In this piece from Slate, Jacob Brogan explores the complexities of cataloguing meme culture into the American folklore canon.
Like much of what we do in our offline lives, many of the things that hold our attention online meet the folklore standard with ease. “We try to communicate online in ways that are familiar to us from face-to-face contexts,” Blank says. Utah State University English professor Lynne McNeill identifies two intersecting ways of thinking about what counts as folklore, both of which resonate with elements of our digital lives.
First, it’s about the way information moves. “We want to see that there’s a cultural form that’s been passed on, that’s been shared. That can happen over the course of a generation, or that can happen over a day in a Twitter community,” McNeill says.
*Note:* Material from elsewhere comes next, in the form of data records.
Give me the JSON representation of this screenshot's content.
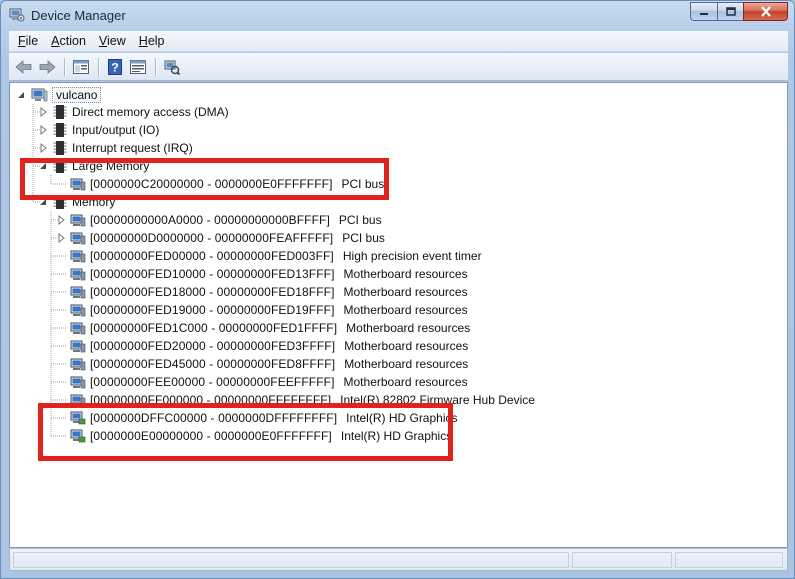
{
  "window": {
    "title": "Device Manager"
  },
  "menubar": {
    "items": [
      {
        "label": "File",
        "key": "F",
        "rest": "ile"
      },
      {
        "label": "Action",
        "key": "A",
        "rest": "ction"
      },
      {
        "label": "View",
        "key": "V",
        "rest": "iew"
      },
      {
        "label": "Help",
        "key": "H",
        "rest": "elp"
      }
    ]
  },
  "toolbar": {
    "buttons": [
      "back-arrow-icon",
      "forward-arrow-icon",
      "properties-grid-icon",
      "help-icon",
      "show-hide-tree-icon",
      "scan-hardware-icon"
    ]
  },
  "tree": {
    "root": "vulcano",
    "categories": [
      {
        "label": "Direct memory access (DMA)",
        "expanded": false
      },
      {
        "label": "Input/output (IO)",
        "expanded": false
      },
      {
        "label": "Interrupt request (IRQ)",
        "expanded": false
      },
      {
        "label": "Large Memory",
        "expanded": true
      },
      {
        "label": "Memory",
        "expanded": true
      }
    ],
    "large_memory_items": [
      {
        "range": "[0000000C20000000 - 0000000E0FFFFFFF]",
        "device": "PCI bus"
      }
    ],
    "memory_items": [
      {
        "range": "[00000000000A0000 - 00000000000BFFFF]",
        "device": "PCI bus",
        "expandable": true
      },
      {
        "range": "[00000000D0000000 - 00000000FEAFFFFF]",
        "device": "PCI bus",
        "expandable": true
      },
      {
        "range": "[00000000FED00000 - 00000000FED003FF]",
        "device": "High precision event timer",
        "expandable": false
      },
      {
        "range": "[00000000FED10000 - 00000000FED13FFF]",
        "device": "Motherboard resources",
        "expandable": false
      },
      {
        "range": "[00000000FED18000 - 00000000FED18FFF]",
        "device": "Motherboard resources",
        "expandable": false
      },
      {
        "range": "[00000000FED19000 - 00000000FED19FFF]",
        "device": "Motherboard resources",
        "expandable": false
      },
      {
        "range": "[00000000FED1C000 - 00000000FED1FFFF]",
        "device": "Motherboard resources",
        "expandable": false
      },
      {
        "range": "[00000000FED20000 - 00000000FED3FFFF]",
        "device": "Motherboard resources",
        "expandable": false
      },
      {
        "range": "[00000000FED45000 - 00000000FED8FFFF]",
        "device": "Motherboard resources",
        "expandable": false
      },
      {
        "range": "[00000000FEE00000 - 00000000FEEFFFFF]",
        "device": "Motherboard resources",
        "expandable": false
      },
      {
        "range": "[00000000FF000000 - 00000000FFFFFFFF]",
        "device": "Intel(R) 82802 Firmware Hub Device",
        "expandable": false
      },
      {
        "range": "[0000000DFFC00000 - 0000000DFFFFFFFF]",
        "device": "Intel(R) HD Graphics",
        "expandable": false
      },
      {
        "range": "[0000000E00000000 - 0000000E0FFFFFFF]",
        "device": "Intel(R) HD Graphics",
        "expandable": false
      }
    ]
  },
  "colors": {
    "highlight": "#e2231d",
    "titlebar": "#c9dbef"
  }
}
Second, it’s about the way that information changes as it travels. Members of a community don’t just interpret the significance of folklore as they pass it along; they also express it in their own ways. Folklore, McNeill argues, isn’t folklore “until it begins to be adapted, until it begins to evolve, until it allows for every individual in the transmission chain to tinker, to make their own version of it.” This is precisely what we denizens of the internet do when we imprint ourselves on popular memes, pushing them in new directions even as we borrow from and nod back to the efforts of those who came before.